20240021210. METHOD AND APPARATUS FOR NEURAL NETWORK BASED PROCESSING OF AUDIO USING SINUSOIDAL ACTIVATION simplified abstract (DOLBY INTERNATIONAL AB)

From WikiPatents
Jump to navigation Jump to search

METHOD AND APPARATUS FOR NEURAL NETWORK BASED PROCESSING OF AUDIO USING SINUSOIDAL ACTIVATION

Organization Name

DOLBY INTERNATIONAL AB

Inventor(s)

Arijit Biswas of Schwaig bei Nuernberg (DE)

METHOD AND APPARATUS FOR NEURAL NETWORK BASED PROCESSING OF AUDIO USING SINUSOIDAL ACTIVATION - A simplified explanation of the abstract

This abstract first appeared for US patent application 20240021210 titled 'METHOD AND APPARATUS FOR NEURAL NETWORK BASED PROCESSING OF AUDIO USING SINUSOIDAL ACTIVATION

Simplified Explanation

The abstract describes a method of processing an audio signal using a deep-learning-based generator. The method involves inputting the audio signal into the generator, mapping a time segment of the audio signal to a latent feature space representation using an encoder stage, upsampling the latent feature space representation using a decoder stage, and obtaining a processed audio signal as an output from the decoder stage.
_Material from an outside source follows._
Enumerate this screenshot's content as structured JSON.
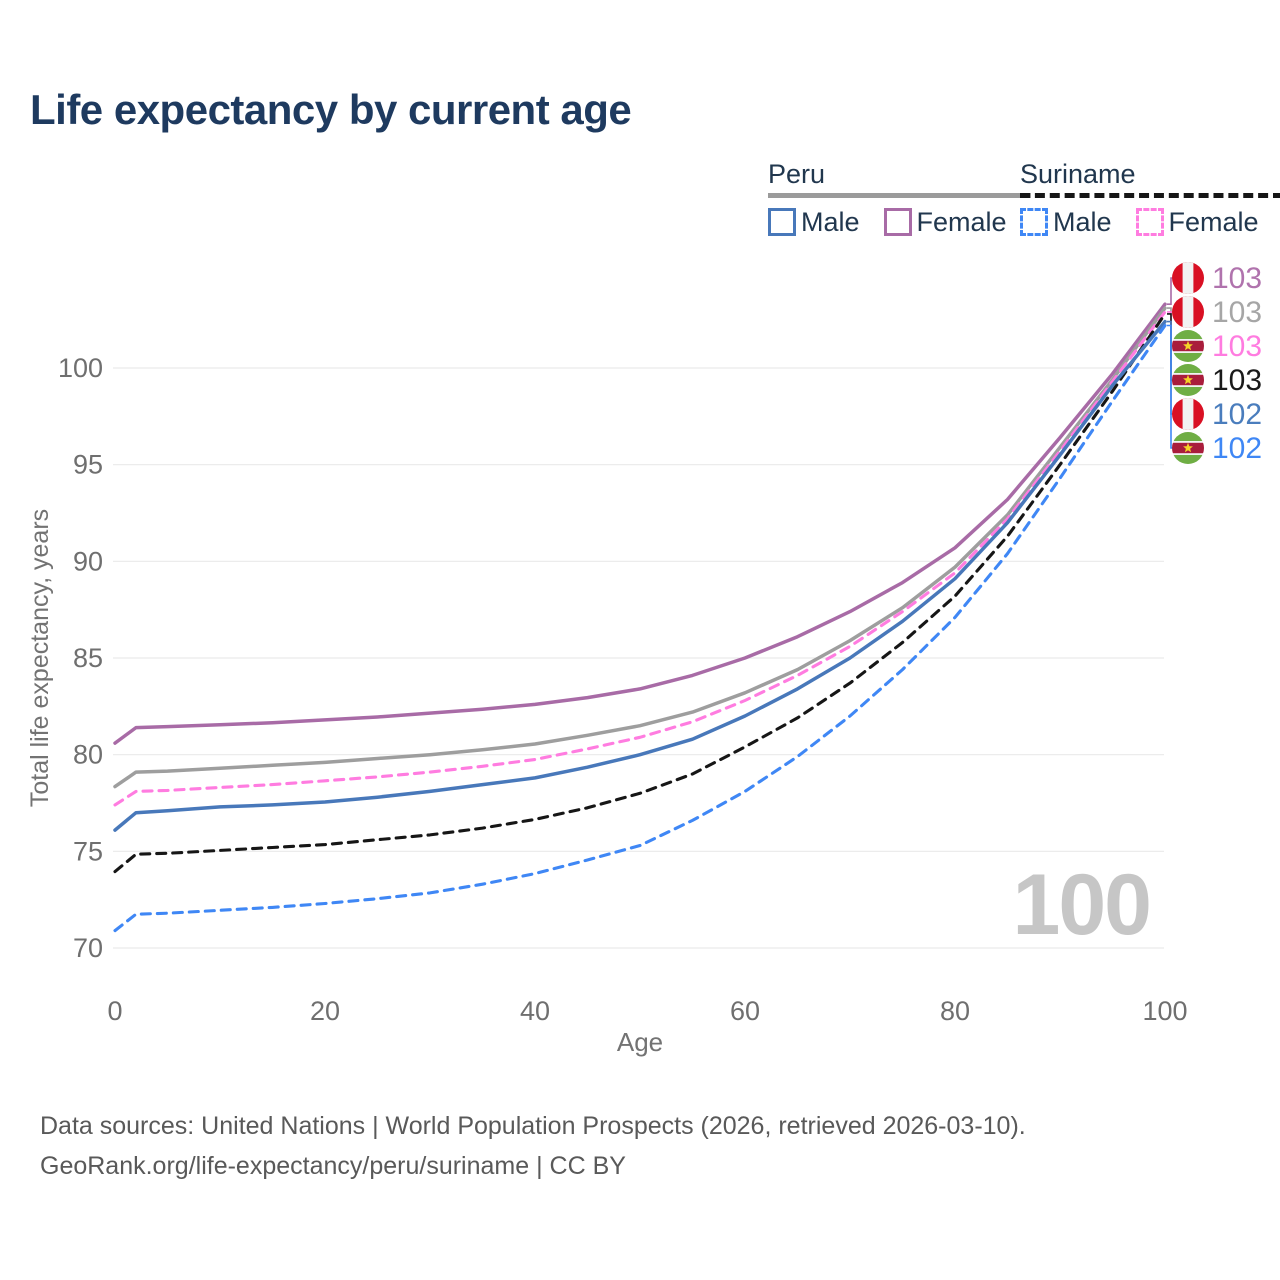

  • The method uses a deep-learning-based generator to process audio signals.
  • The encoder stage maps a time segment of the audio signal to a latent feature space representation.
  • The decoder stage upsamples the latent feature space representation.
  • At least one layer of the decoder stage applies sinusoidal activation.
  • The output from the decoder stage is a processed audio signal.
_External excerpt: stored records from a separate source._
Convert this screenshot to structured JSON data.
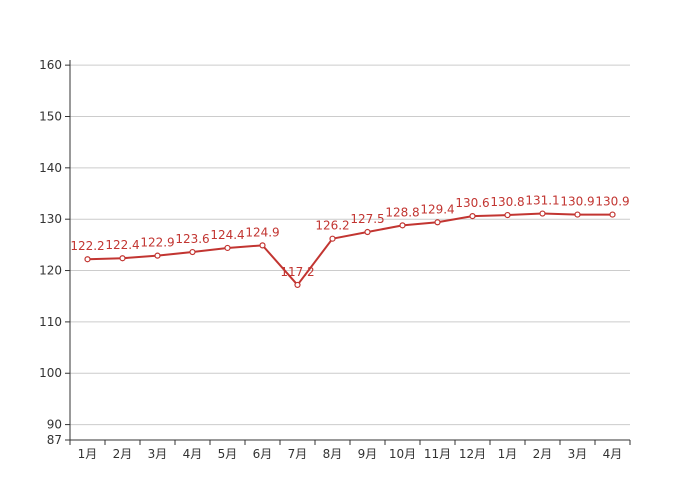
{
  "chart_data": {
    "type": "line",
    "title": "",
    "xlabel": "",
    "ylabel": "",
    "categories": [
      "1月",
      "2月",
      "3月",
      "4月",
      "5月",
      "6月",
      "7月",
      "8月",
      "9月",
      "10月",
      "11月",
      "12月",
      "1月",
      "2月",
      "3月",
      "4月"
    ],
    "series": [
      {
        "values": [
          122.2,
          122.4,
          122.9,
          123.6,
          124.4,
          124.9,
          117.2,
          126.2,
          127.5,
          128.8,
          129.4,
          130.6,
          130.8,
          131.1,
          130.9,
          130.9
        ],
        "color": "#c23531"
      }
    ],
    "ylim": [
      87,
      161
    ],
    "yticks": [
      87,
      90,
      100,
      110,
      120,
      130,
      140,
      150,
      160
    ],
    "grid": true,
    "legend": "none",
    "colors": {
      "line": "#c23531",
      "axis": "#333333",
      "grid": "#cccccc"
    }
  }
}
Potential applications of this technology:

  • Audio signal processing and enhancement
  • Speech recognition and synthesis
  • Music production and remixing
  • Noise reduction and audio restoration

Problems solved by this technology:

  • Improving the quality and clarity of audio signals
  • Enhancing the intelligibility of speech in noisy environments
  • Removing unwanted noise and artifacts from audio recordings

Benefits of this technology:

  • Improved audio signal processing capabilities
  • Enhanced speech recognition and synthesis accuracy
  • Increased flexibility and creativity in music production
  • Improved audio quality in various applications


Original Abstract Submitted

described herein is a method of processing an audio signal using a deep-learning-based generator, wherein the method includes the steps of: (a) inputting the audio signal into the generator for processing the audio signal; (b) mapping a time segment of the audio signal to a latent feature space representation, using an encoder stage of the generator; (c) upsampling the latent feature space representation using a decoder stage of the generator, wherein at least one layer of the decoder stage applies sinusoidal activation; and (d) obtaining, as an output from the decoder stage of the generator, a processed audio signal. described are further a method for training said generator and respective apparatus, systems and computer program products.